Take twenty-five kids, stick them in a room for six hours, five days a week and expect them to get along. Ah, school! No wonder this is the place many of us experience our first social difficulties. Inevitable personality clashes, however, are different from the deliberate meanness of bullying.
There are so many places at school (classrooms, hallways, playgrounds, buses) and so many victims to choose from, it’s no wonder school is a bully’s ideal arena. Administrators, teachers, and bus drivers (aside from the few who are perpetrators themselves) try hard to curtail bullying. But we know teachers can’t be everywhere or see everything, so here are a few ideas to help:
1) Assign partners and seatmates instead of having children choose their own. The child left without a partner might as well have “next victim” stamped on his forehead. And varied seatmates can cultivate friendships and tolerance.
2) Avoid giving students power over other students. Some students will abuse the power and become bullies, while others will be marked as “teacher’s pet” for future social bullying.
3) Watch for children who don’t want to go outside at recess, or who linger or bolt at home time. Find out the reason for their behaviour.

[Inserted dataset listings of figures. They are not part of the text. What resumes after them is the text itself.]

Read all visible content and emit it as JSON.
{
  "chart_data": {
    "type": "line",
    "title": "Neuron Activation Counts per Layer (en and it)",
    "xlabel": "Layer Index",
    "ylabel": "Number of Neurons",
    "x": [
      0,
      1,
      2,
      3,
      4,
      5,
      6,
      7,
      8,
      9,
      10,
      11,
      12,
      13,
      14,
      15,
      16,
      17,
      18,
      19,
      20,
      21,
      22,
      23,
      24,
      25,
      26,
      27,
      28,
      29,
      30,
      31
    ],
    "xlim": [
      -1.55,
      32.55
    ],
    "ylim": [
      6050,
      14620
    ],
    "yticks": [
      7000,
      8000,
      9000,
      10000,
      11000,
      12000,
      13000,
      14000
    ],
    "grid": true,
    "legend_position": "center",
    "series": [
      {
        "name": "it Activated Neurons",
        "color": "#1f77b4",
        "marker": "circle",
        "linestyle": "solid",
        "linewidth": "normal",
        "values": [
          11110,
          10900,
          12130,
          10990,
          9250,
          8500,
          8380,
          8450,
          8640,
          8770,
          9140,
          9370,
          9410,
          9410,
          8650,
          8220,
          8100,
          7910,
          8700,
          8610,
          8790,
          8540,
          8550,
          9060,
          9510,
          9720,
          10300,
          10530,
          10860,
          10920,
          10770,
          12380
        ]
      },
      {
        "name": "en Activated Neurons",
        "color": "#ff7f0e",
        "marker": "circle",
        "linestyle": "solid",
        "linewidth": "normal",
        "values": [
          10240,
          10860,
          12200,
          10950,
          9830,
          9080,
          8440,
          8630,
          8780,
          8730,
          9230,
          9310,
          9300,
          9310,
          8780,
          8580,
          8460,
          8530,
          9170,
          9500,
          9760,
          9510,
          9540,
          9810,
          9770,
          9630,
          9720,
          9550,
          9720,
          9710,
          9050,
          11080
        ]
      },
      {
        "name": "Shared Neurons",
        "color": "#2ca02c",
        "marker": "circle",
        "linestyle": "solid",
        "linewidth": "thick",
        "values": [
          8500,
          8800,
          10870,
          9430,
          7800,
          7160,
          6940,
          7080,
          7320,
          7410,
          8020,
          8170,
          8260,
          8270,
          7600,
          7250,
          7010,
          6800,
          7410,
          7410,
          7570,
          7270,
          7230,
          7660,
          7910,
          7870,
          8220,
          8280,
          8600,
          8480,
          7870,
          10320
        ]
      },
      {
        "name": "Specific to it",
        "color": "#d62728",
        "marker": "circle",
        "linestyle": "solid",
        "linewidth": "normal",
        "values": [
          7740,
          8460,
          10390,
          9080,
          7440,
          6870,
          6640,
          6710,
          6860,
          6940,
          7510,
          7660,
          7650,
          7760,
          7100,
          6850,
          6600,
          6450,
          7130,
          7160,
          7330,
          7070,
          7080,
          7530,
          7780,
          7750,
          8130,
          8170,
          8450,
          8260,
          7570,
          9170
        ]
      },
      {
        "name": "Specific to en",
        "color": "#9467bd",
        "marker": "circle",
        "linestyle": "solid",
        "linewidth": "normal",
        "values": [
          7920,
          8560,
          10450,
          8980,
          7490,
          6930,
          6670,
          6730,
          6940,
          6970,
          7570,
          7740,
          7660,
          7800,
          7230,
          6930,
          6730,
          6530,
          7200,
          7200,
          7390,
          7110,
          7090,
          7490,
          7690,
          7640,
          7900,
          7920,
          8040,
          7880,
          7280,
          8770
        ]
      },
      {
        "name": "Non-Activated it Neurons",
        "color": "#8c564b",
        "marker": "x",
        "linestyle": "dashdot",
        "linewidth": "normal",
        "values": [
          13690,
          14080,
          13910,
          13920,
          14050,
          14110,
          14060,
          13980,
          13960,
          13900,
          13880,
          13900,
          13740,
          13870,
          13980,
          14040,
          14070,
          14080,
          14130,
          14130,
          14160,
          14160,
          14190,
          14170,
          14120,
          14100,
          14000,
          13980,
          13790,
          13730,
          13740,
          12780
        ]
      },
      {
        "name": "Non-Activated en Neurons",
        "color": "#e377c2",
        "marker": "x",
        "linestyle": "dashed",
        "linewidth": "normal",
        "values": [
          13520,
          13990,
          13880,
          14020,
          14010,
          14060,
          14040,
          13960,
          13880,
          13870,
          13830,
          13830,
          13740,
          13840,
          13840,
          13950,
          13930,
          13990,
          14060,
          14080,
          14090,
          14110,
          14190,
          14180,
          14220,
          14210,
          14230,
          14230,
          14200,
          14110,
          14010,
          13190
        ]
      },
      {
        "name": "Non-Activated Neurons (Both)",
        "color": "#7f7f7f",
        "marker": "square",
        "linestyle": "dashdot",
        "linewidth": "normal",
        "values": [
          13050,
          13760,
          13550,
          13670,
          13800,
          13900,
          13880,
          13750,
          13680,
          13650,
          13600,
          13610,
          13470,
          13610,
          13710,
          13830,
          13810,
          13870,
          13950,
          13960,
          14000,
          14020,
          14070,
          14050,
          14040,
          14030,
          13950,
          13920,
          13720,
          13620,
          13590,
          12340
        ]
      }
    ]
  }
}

4) Believe children who complain of bullying and act accordingly.
Parents can help by showing respect for the difficult roles teachers and administrators play and working with them to reduce bullying.
My first experience with a would-be bully was on the school bus. He wound his fingers through my hair and said he would keep pulling until I swore, which I wouldn’t do. When my mom learned of this, she called the school. With the help of administrators, the bus driver, and the boy’s parents, I wasn’t bothered again.
It may be cliché, but working together, we really can make a difference.